GENDER-correct corner. Later this year the Royal Shakespeare Company is to stage a "gender-balanced" production of Troilus and Cressida. According to Shakespeare only four of the 28-strong cast are female. But at Stratford it will be 50/50. As artistic director Gregory Doran explains: " I want to reflect the nation and its diversity, and clearly gender is going to be a part of that."

OKAY so far. The stage, unlike TV, is a fluid sort of place and we have seen successful female Lears, Hamlets and Prosperos, so why not a few Greek and Trojan lady-warriors? If gender-blind casting is the coming thing and will create new jobs for female actors (just as colour-blind casting has created ethnic-minority stars), bring it on. But let's do it fairly, eh?

FOR example, in the RSC's current production, Miss Littlewood, the theatre legend Joan Littlewood is played by no fewer than seven actors to portray her at various ages in her career.

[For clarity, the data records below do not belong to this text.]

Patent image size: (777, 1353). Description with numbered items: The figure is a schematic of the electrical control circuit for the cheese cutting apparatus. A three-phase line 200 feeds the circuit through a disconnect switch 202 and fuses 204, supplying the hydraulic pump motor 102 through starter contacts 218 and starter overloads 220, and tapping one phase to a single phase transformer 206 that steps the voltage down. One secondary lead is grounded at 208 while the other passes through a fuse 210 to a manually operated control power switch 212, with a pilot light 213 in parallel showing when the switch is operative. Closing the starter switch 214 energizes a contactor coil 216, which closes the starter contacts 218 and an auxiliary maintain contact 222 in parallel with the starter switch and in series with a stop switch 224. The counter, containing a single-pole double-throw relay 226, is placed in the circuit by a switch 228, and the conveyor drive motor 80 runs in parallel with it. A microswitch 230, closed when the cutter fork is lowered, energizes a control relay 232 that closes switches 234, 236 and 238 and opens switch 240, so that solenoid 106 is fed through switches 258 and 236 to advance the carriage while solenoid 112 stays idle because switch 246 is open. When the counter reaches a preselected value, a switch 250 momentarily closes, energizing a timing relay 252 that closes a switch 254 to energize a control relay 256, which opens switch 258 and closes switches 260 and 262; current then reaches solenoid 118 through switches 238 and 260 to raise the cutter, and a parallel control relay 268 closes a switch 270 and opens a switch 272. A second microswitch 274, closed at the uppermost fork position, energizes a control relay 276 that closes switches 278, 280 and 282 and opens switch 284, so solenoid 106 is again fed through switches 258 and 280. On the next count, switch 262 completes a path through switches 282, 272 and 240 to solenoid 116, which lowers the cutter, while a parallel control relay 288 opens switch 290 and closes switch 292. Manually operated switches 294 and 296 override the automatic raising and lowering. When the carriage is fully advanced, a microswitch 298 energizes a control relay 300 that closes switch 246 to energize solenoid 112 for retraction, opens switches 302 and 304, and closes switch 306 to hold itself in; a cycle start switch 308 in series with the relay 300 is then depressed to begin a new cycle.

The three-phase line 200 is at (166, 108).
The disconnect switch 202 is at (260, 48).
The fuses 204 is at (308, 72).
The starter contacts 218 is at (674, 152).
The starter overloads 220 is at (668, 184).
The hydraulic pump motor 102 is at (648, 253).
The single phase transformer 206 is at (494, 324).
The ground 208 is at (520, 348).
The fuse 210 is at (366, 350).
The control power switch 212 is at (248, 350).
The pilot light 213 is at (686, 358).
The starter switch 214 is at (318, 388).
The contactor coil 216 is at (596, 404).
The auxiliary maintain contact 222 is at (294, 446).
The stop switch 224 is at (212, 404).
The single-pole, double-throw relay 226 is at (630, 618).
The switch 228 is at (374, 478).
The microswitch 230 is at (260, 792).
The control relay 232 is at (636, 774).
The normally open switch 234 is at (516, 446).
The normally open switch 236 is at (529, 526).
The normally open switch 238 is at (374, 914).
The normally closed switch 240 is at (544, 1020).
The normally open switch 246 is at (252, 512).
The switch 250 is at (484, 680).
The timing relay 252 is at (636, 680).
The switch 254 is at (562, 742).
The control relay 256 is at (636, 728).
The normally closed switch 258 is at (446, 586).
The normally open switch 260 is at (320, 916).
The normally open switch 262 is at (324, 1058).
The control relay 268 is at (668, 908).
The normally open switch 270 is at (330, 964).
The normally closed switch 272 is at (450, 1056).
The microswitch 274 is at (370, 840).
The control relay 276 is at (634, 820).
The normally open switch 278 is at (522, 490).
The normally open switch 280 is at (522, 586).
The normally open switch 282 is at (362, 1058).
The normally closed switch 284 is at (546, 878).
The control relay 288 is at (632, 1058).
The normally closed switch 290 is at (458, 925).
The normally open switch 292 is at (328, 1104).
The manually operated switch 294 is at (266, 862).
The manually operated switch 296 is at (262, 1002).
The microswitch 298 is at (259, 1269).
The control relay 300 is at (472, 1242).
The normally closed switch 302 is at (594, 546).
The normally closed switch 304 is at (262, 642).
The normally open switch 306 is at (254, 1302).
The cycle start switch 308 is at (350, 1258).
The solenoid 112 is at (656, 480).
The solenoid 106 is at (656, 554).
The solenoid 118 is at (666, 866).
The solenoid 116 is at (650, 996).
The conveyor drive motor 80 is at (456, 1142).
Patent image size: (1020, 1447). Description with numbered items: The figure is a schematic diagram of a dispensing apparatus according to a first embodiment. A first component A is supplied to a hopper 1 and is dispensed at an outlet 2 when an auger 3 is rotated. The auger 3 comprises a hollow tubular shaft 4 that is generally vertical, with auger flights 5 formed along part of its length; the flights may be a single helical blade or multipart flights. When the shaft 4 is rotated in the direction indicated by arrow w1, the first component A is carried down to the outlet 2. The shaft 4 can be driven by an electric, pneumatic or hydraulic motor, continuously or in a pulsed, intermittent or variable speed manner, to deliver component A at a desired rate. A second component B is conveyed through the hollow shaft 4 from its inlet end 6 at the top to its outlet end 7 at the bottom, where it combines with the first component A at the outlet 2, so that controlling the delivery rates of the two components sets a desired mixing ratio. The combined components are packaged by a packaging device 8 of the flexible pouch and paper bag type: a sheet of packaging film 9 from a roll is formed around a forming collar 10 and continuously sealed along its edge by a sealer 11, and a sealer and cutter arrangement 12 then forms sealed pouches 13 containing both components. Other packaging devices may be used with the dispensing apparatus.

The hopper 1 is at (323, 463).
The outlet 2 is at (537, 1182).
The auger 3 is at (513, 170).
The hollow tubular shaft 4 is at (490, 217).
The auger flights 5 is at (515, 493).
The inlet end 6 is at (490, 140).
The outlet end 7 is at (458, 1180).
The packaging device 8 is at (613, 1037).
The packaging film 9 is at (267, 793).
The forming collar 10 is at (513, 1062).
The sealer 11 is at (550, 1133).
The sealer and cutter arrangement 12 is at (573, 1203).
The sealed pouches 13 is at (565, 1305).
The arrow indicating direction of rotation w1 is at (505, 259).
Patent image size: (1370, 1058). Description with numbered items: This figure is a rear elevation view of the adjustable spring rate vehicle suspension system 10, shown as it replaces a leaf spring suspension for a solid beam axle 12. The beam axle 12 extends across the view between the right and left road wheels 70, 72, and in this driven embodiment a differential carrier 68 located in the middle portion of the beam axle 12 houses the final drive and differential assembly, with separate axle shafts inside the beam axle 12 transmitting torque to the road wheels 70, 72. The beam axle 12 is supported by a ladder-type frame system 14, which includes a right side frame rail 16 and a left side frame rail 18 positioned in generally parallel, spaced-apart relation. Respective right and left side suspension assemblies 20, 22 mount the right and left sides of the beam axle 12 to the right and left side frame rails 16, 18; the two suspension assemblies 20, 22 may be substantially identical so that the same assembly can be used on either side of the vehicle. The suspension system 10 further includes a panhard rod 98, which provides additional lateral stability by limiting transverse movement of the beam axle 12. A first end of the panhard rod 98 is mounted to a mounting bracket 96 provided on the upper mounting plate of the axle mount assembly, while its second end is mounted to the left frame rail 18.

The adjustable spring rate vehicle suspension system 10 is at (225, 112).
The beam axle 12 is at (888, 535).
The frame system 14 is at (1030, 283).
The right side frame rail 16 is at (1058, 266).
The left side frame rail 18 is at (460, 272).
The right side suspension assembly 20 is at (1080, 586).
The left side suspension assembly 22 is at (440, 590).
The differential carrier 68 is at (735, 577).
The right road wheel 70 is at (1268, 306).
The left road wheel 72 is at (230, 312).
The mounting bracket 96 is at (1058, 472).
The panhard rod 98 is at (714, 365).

And you can't help noticing that not one of those actors is male. If a woman can play an ancient Trojan general, why can't a man play a 1960s female theatre producer? I declare the silly season officially open.

INCIDENTALLY, Miss Littlewood contains the first use of the C-word that I can recall at Stratford. It's not big and it's not clever. But it is rather short-sighted. For when you've used this word, which used to be the final taboo, what do you do next?